Ils ont pour objet de renforcer les dispositifs de prévention
des expulsions soit en cas d’impayés de loyer dans le cadre
d’un plan d’apurement de la dette locative, soit en cas de
résiliation de bail dans le cadre de la signature d’un protocole.
Ainsi, il est prévu d’assouplir les règles de maintien
de l’aide au logement en cas d’impayé de loyer avant
résiliation de bail. Même en cas de difficultés d’apurement
de la dette, dès lors que le locataire paye le loyer courant, l’aide
peut-être versée.
De plus, en application de l’article 98, il est prévu de
maintenir le bénéfice de l’aide personnelle au logement
lorsque le bailleur et l’occupant, dont le bail a été
résilié, signent un protocole d’accord entre le bailleur
et l’occupant du logement comprenant un plan d’apurement de
la dette et comportant des engagements réciproques.

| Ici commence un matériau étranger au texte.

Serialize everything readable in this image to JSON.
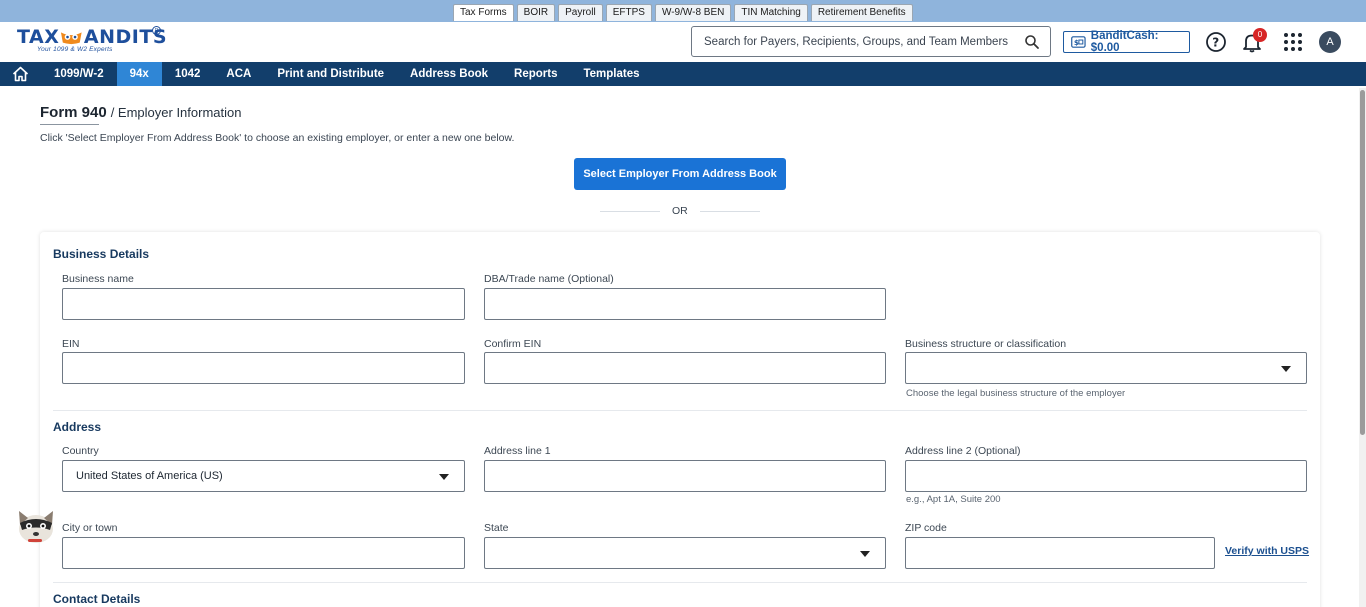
{
  "product_tabs": [
    "Tax Forms",
    "BOIR",
    "Payroll",
    "EFTPS",
    "W-9/W-8 BEN",
    "TIN Matching",
    "Retirement Benefits"
  ],
  "logo": {
    "brand": "TAXBANDITS",
    "tagline": "Your 1099 & W2 Experts"
  },
  "search": {
    "placeholder": "Search for Payers, Recipients, Groups, and Team Members"
  },
  "header": {
    "bandit_cash": "BanditCash: $0.00",
    "notification_count": "0",
    "avatar_initial": "A"
  },
  "nav": {
    "items": [
      "1099/W-2",
      "94x",
      "1042",
      "ACA",
      "Print and Distribute",
      "Address Book",
      "Reports",
      "Templates"
    ],
    "active": "94x"
  },
  "page": {
    "form": "Form 940",
    "breadcrumb": "/ Employer Information",
    "hint": "Click 'Select Employer From Address Book' to choose an existing employer, or enter a new one below.",
    "select_button": "Select Employer From Address Book",
    "or_text": "OR"
  },
  "business": {
    "title": "Business Details",
    "business_name_label": "Business name",
    "dba_label": "DBA/Trade name (Optional)",
    "ein_label": "EIN",
    "confirm_ein_label": "Confirm EIN",
    "structure_label": "Business structure or classification",
    "structure_help": "Choose the legal business structure of the employer"
  },
  "address": {
    "title": "Address",
    "country_label": "Country",
    "country_value": "United States of America (US)",
    "line1_label": "Address line 1",
    "line2_label": "Address line 2 (Optional)",
    "line2_help": "e.g., Apt 1A, Suite 200",
    "city_label": "City or town",
    "state_label": "State",
    "zip_label": "ZIP code",
    "verify_link": "Verify with USPS"
  },
  "contact": {
    "title": "Contact Details"
  },
  "colors": {
    "nav_bg": "#123e6b",
    "nav_active": "#2f86d6",
    "primary_button": "#1a73d6",
    "top_strip": "#8fb4dc",
    "badge": "#d72626"
  }
}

L’occupant s’engage à payer régulièrement
l’indemnité d’occupation et les charges telles que
fixées dans la décision judiciaire et à apurer sa
dette locative en respectant les modalités d’un plan d’apurement
approuvé par la commission compétente pour assurer le maintien
du versement de l’aide en cas d’impayés : la commission
départementale des aides publiques au logement pour l’APL,
la caisse d’allocations familiales ou de mutualité sociale
agricole en cas de versement d’allocation de logement. Quant au
bailleur, il s’engage à renoncer à la procédure
d’expulsion et à signer un bail à l’issue du
protocole, sous réserve du respect des engagements de l’occupant.
Les décrets rappellent l’obligation de validation du plan
d’apurement par l’organisme payeur en préalable à
la signature du protocole. Cette mention vise à éviter la
présentation de plans d’apurement irréalistes et,
surtout, à déclencher au plus vite le versement de l’aide
personnelle au logement.
Ils prévoient que le rappel d’aide peut être versé
soit en une fois, si la dette ou le montant du rappel sont peu élevés,
soit par fractions semestrielles sous réserve de la bonne exécution
du plan d’apurement.
Les dispositions du maintien de l’aide en cas de renégociation
du plan d’apurement sont également réglementées.